NRF Weighs in on Overtime Rules

Overtime rules “out of sync with the realities of retail workplaces,” says NRF spokesperson.

The National Retail Federation (NRF) is welcoming the Labor Department’s request for public comment on federal overtime regulations as an important first step toward pursuing more reasonable workplace policies.

“Retailers understand that overtime rules need to be updated occasionally but the extreme changes pushed by the Obama administration were too sharp an increase for most businesses to absorb without negative consequences for both employers and employees,” NRF Senior Vice President for Government Relations David French said. “They were simply out of sync with the realities of retail workplaces across the country. NRF supports a more balanced approach that supports growth for businesses and expands career opportunities for employees.”

- Advertisement -

Under regulations issued during the Obama administration, most workers making up to $47,476 a year would have automatically qualified for overtime, more than double the $23,660 level that previously triggered overtime eligibility. The threshold would have automatically increased every three years.

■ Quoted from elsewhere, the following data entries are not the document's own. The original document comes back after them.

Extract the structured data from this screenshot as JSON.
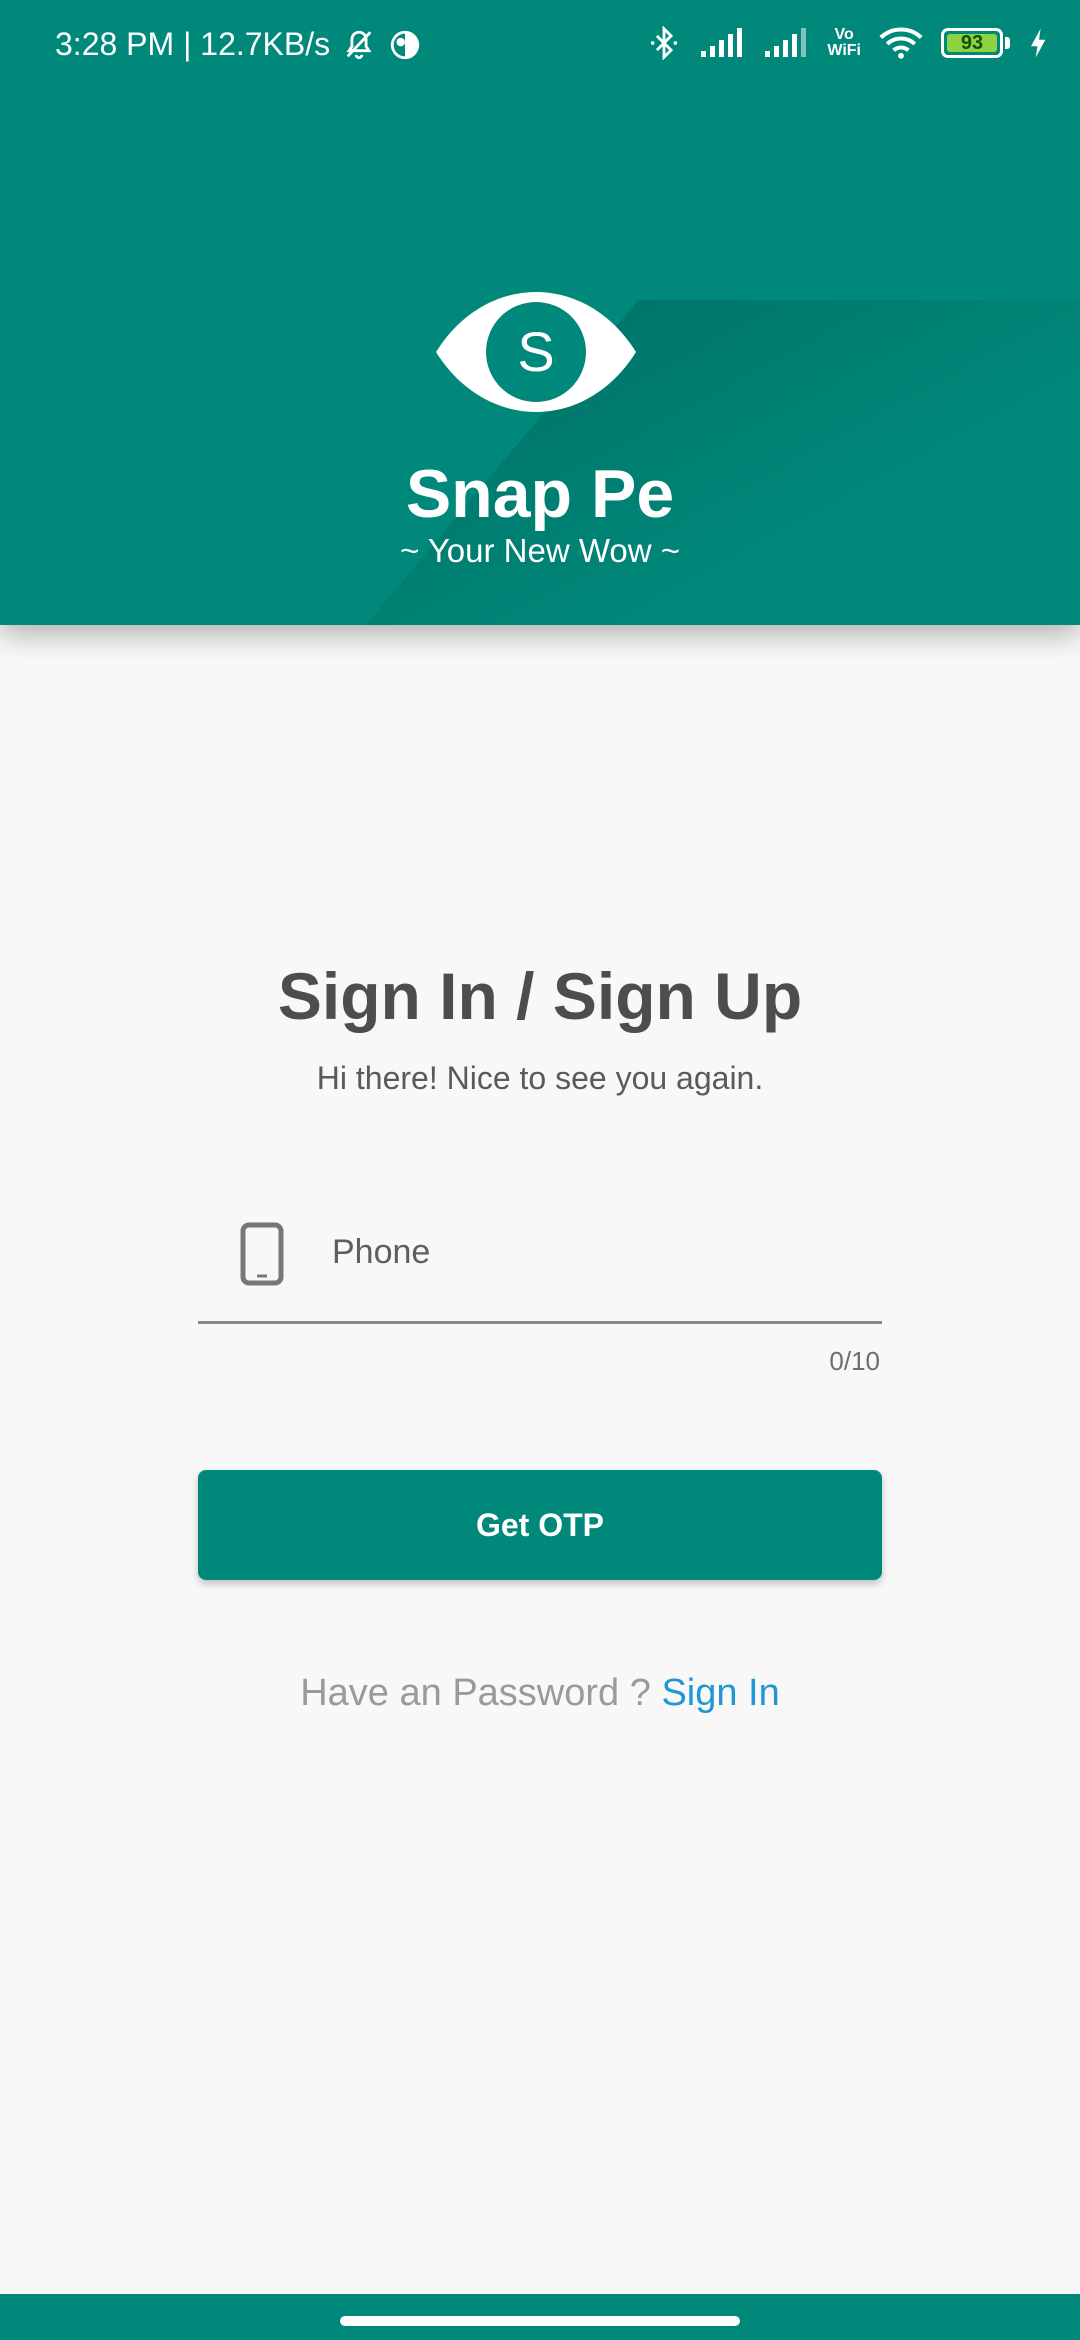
{
  "status_bar": {
    "time_speed": "3:28 PM | 12.7KB/s",
    "battery_level": "93",
    "wifi_label_top": "Vo",
    "wifi_label_bottom": "WiFi",
    "icons": [
      "mute-bell-icon",
      "app-indicator-icon",
      "bluetooth-icon",
      "signal-icon",
      "signal-icon",
      "vowifi-icon",
      "wifi-icon",
      "battery-icon",
      "charging-icon"
    ]
  },
  "header": {
    "app_name": "Snap Pe",
    "tagline": "~ Your New Wow ~",
    "logo_letter": "S",
    "colors": {
      "primary": "#00897b"
    }
  },
  "main": {
    "title": "Sign In / Sign Up",
    "subtitle": "Hi there! Nice to see you again.",
    "phone_field": {
      "placeholder": "Phone",
      "value": "",
      "counter": "0/10",
      "icon": "smartphone-icon"
    },
    "otp_button_label": "Get OTP",
    "password_prompt": "Have an Password ?",
    "signin_link": "Sign In",
    "colors": {
      "link": "#2196d3"
    }
  }
}
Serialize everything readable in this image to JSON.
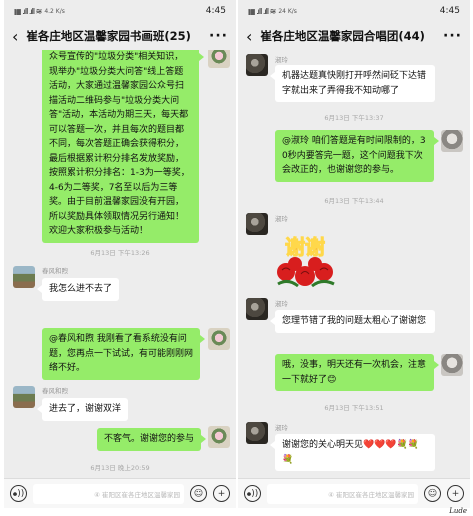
{
  "left": {
    "status": {
      "icons": "▦ .ıll .ıll ≋",
      "speed": "4.2 K/s",
      "time": "4:45"
    },
    "title": "崔各庄地区温馨家园书画班(25)",
    "more": "···",
    "messages": {
      "long": "众号宣传的\"垃圾分类\"相关知识，现举办\"垃圾分类大问答\"线上答题活动，大家通过温馨家园公众号扫描活动二维码参与\"垃圾分类大问答\"活动，本活动为期三天，每天都可以答题一次，并且每次的题目都不同，每次答题正确会获得积分，最后根据累计积分排名发放奖励，按照累计积分排名：1-3为一等奖，4-6为二等奖，7名至以后为三等奖。由于目前温馨家园没有开园，所以奖励具体领取情况另行通知！欢迎大家积极参与活动！",
      "ts1": "6月13日 下午13:26",
      "sender1": "春风和煦",
      "m1": "我怎么进不去了",
      "m2": "@春风和煦 我刚看了看系统没有问题，您再点一下试试，有可能刚刚网络不好。",
      "sender2": "春风和煦",
      "m3": "进去了，谢谢双洋",
      "m4": "不客气。谢谢您的参与",
      "ts2": "6月13日 晚上20:59"
    },
    "watermark": "④ 崔阳区崔各庄地区温馨家园"
  },
  "right": {
    "status": {
      "icons": "▦ .ıll .ıll ≋",
      "speed": "24 K/s",
      "time": "4:45"
    },
    "title": "崔各庄地区温馨家园合唱团(44)",
    "more": "···",
    "messages": {
      "sender1": "淑玲",
      "m1": "机器达题真快刚打开呼然间砭下达错字就出来了弄得我不知动哪了",
      "ts1": "6月13日 下午13:37",
      "m2": "@淑玲  咱们答题是有时间限制的，30秒内要答完一题，这个问题我下次会改正的，也谢谢您的参与。",
      "ts2": "6月13日 下午13:44",
      "sender2": "淑玲",
      "sticker_text": "谢谢",
      "sender3": "淑玲",
      "m3": "您理节错了我的问题太粗心了谢谢您",
      "m4": "哦，没事，明天还有一次机会，注意一下就好了😊",
      "ts3": "6月13日 下午13:51",
      "sender4": "淑玲",
      "m5": "谢谢您的关心明天见❤️❤️❤️💐💐💐"
    },
    "watermark": "④ 崔阳区崔各庄地区温馨家园"
  },
  "corner_logo": "Lude"
}
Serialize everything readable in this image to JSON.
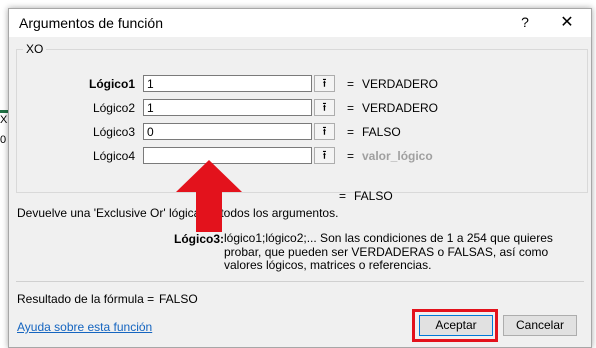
{
  "dialog": {
    "title": "Argumentos de función",
    "help_button": "?",
    "close_button": "✕"
  },
  "function": {
    "name": "XO",
    "args": [
      {
        "label": "Lógico1",
        "value": "1",
        "result": "VERDADERO",
        "bold": true
      },
      {
        "label": "Lógico2",
        "value": "1",
        "result": "VERDADERO",
        "bold": false
      },
      {
        "label": "Lógico3",
        "value": "0",
        "result": "FALSO",
        "bold": false
      },
      {
        "label": "Lógico4",
        "value": "",
        "result": "valor_lógico",
        "bold": false
      }
    ],
    "ref_icon": "collapse-dialog-icon",
    "equals": "=",
    "formula_result_inline": "FALSO",
    "description": "Devuelve una 'Exclusive Or' lógica de todos los argumentos.",
    "arg_desc_label": "Lógico3:",
    "arg_desc_text": "lógico1;lógico2;... Son las condiciones de 1 a 254 que quieres probar, que pueden ser VERDADERAS o FALSAS, así como valores lógicos, matrices o referencias."
  },
  "footer": {
    "formula_result_label": "Resultado de la fórmula =",
    "formula_result_value": "FALSO",
    "help_link": "Ayuda sobre esta función",
    "ok_label": "Aceptar",
    "cancel_label": "Cancelar"
  },
  "background": {
    "cell_1": "X",
    "cell_2": "0"
  },
  "colors": {
    "highlight": "#e3121c",
    "link": "#1565c0"
  }
}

The rules were scheduled to go into effect Dec. 1, 2016, but NRF and more than 50 other business organizations filed a lawsuit arguing that the increase exceeded the Labor Department’s statutory authority under the Fair Labor Standards Act. An injunction was issued against the rules in November, and they have yet to go into effect.

Under President Trump, the Labor Department today took the first step toward possibly revising the regulations by issuing a request for public comments on overtime regulations. Rather than proposing a new salary threshold or other details, the department asked for input on issues such as the methodology that should be used, whether “duties” tests should be imposed that determine how much non-management work managers can do without having to be paid overtime, and what the impact of the 2016 regulations would have been on employers. Business and other parties will have 60 days to respond, and NRF will submit comments on behalf of the retail industry.

Research conducted for NRF by Oxford Economics found that the Obama overtime regulations would force employers to limit hours or cut base pay in order to make up for added payroll costs, leaving most workers with no increase in take-home pay despite added administrative costs.

The nonpartisan Congressional Budget Office said last fall that canceling the Obama changes would avoid consumer price increases that would come if companies were required to pay more overtime. The CBO found that real family income would be $2.1 billion higher without the changes in 2017 alone, and even families who had an increase in overtime earnings would have a net gain without the changes. While CBO estimated that the new rules would extend overtime eligibility to an additional 3.9 million workers, it said only about 900,000 work enough hours to actually earn overtime pay. And those workers would make only an extra $650 a year, the CBO found.